Turkey plans to ratify Finland’s Nato bid ahead of May polls
ANKARA: Turkey’s parliament will “highly likely” ratify Finland’s NATO accession bid before mid-April, two Turkish officials told Reuters on Wednesday, a day before Finnish President Sauli Niinisto visits the country.
Sweden and Finland applied last year to join the trans-Atlantic defence pact after Russia invaded Ukraine, but faced unexpected objections from Turkey. Ankara says Stockholm harbours members of terrorist groups, which Sweden denies.
The parliaments of all 30 members of Nato have to ratify any membership bids for the alliance. Apart from Hungary, Turkey is the only member not yet to have given Finland and Sweden its green light.
A senior Turkish official told Reuters that Finland’s bid would be approved independently from that of Sweden.
Another official with knowledge of the matter said Finland’s approach to terrorist organisations was in line with Turkey‘s sensitivities and that Helsinki had taken steps in that regard.
“It is highly likely that the necessary step for Finland’s Nato membership will be completed before (parliament) closes and the election is held,” the official said.
Both officials declined to be named because the discussions are not public yet.
Niinisto, who will visit Turkey on March 16-17, said he believed Turkish President Tayyip Erdogan will announce his decision concerning Finland’s NATO bid when the two meet.
“We knew that when Turkish President Erdogan on his part has made the decision concerning the ratification of Finland’s NATO membership, he wants to meet and fulfil his promise president to president,” Niinisto said in an email to Reuters.
“The Turks had hoped I would be there in person to receive the decision,” he added.
Turkey has repeatedly said that Sweden needed to take additional steps against supporters of Kurdish militants and members of the network Ankara holds responsible for a 2016 coup attempt.

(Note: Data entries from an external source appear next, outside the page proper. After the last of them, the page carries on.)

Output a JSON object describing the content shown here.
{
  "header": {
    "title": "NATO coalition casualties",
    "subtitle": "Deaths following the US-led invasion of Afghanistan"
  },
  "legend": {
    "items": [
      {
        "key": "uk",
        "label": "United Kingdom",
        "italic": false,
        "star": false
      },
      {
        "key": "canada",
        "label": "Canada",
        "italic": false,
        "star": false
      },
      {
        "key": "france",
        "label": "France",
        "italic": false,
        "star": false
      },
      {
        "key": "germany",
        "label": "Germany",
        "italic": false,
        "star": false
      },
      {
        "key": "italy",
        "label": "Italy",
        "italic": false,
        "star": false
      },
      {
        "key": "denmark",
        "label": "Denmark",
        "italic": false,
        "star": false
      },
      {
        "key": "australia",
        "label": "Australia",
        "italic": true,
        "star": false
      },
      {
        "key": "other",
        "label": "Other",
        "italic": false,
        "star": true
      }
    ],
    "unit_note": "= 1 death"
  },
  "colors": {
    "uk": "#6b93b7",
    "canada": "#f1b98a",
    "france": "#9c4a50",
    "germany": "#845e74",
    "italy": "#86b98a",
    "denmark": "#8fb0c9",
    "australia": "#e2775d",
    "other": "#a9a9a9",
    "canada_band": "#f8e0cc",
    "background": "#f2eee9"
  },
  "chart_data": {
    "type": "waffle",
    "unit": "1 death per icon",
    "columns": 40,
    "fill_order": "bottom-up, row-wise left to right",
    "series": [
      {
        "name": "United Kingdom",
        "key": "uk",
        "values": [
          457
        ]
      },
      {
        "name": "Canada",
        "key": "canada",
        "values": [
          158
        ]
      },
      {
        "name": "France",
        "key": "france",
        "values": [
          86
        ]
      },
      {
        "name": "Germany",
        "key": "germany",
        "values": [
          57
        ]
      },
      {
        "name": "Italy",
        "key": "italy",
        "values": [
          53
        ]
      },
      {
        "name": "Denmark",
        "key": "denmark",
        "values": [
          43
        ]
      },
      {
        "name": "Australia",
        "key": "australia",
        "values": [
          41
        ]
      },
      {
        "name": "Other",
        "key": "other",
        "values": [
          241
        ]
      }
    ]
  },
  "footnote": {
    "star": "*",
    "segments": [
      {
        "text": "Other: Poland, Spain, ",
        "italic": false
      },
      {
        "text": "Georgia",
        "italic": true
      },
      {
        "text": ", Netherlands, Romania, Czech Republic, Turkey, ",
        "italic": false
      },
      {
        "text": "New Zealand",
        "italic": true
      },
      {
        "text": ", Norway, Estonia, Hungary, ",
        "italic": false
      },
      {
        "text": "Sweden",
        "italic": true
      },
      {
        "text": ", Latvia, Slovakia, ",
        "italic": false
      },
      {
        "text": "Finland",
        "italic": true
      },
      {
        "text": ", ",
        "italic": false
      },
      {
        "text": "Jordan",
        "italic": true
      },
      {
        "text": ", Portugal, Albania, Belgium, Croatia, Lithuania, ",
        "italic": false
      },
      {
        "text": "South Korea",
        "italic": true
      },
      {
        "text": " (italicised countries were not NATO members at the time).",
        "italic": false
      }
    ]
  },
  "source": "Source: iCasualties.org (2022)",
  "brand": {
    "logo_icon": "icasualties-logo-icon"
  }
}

Turkey treats both groups as terrorist organisations.
Talks between Sweden and Turkey have made little progress, especially following several disputes mainly over street protests by pro-Kurdish groups in Stockholm.

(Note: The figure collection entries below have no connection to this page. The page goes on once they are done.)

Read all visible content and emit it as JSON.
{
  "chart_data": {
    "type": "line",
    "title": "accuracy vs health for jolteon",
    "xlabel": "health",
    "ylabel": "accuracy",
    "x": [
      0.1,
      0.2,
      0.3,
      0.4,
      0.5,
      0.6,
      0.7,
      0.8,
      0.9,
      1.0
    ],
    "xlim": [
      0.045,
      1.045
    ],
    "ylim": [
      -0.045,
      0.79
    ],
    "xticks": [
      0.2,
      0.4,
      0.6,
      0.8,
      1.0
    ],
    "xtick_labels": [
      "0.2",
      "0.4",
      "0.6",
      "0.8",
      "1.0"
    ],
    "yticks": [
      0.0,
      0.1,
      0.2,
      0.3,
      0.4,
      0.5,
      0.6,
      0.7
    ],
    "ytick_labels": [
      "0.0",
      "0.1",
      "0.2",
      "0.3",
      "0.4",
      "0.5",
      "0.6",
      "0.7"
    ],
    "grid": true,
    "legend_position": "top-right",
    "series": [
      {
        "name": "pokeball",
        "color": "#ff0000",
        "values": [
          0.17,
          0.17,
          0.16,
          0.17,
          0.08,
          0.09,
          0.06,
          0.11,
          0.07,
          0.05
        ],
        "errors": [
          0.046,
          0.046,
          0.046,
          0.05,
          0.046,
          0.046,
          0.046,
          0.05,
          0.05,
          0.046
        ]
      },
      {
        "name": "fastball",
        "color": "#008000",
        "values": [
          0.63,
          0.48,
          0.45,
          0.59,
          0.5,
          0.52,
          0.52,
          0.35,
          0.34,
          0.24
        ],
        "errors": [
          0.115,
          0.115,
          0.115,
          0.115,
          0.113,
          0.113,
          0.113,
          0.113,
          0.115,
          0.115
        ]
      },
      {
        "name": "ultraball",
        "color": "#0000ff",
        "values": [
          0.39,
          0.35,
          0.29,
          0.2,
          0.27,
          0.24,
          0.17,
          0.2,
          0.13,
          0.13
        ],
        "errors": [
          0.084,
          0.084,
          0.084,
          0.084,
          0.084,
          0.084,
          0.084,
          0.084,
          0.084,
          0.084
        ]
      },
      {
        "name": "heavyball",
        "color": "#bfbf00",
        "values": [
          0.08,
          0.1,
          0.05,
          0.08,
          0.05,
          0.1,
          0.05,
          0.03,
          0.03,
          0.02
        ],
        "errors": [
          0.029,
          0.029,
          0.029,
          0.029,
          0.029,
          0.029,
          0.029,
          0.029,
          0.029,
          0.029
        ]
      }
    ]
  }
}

Amid growing tensions with Sweden, Erdogan signalled for the first time in January that Ankara could give a green light to Helsinki ahead of Stockholm.
Sweden’s Prime Minister Ulf Kristersson said on Tuesday that the likelihood of Finland joining Nato ahead of Sweden had increased, after talks between the three sides in Brussels this week.
Parliament is due to close in mid-April ahead of parliamentary and presidential elections scheduled for May 14.
Erdogan indicated that he would send ratification of Finland’s NATO membership to parliament soon, saying that he would “keep his promise”.
“Mr President (Niinisto) will come to Turkey on Friday and we will meet. After that, we will fulfil our promise,” Erdogan told reporters on Wednesday, when asked whether he would send ratification of Finland’s NATO bid to Turkish parliament next week.
“Positive messages will be given to Finland’s president during his visit,” the second official said.
The United States and other Nato countries are hoping that the two Nordic countries become members of the alliance at a NATO summit due to be held on July 11 in Lithuania’s capital Vilnius.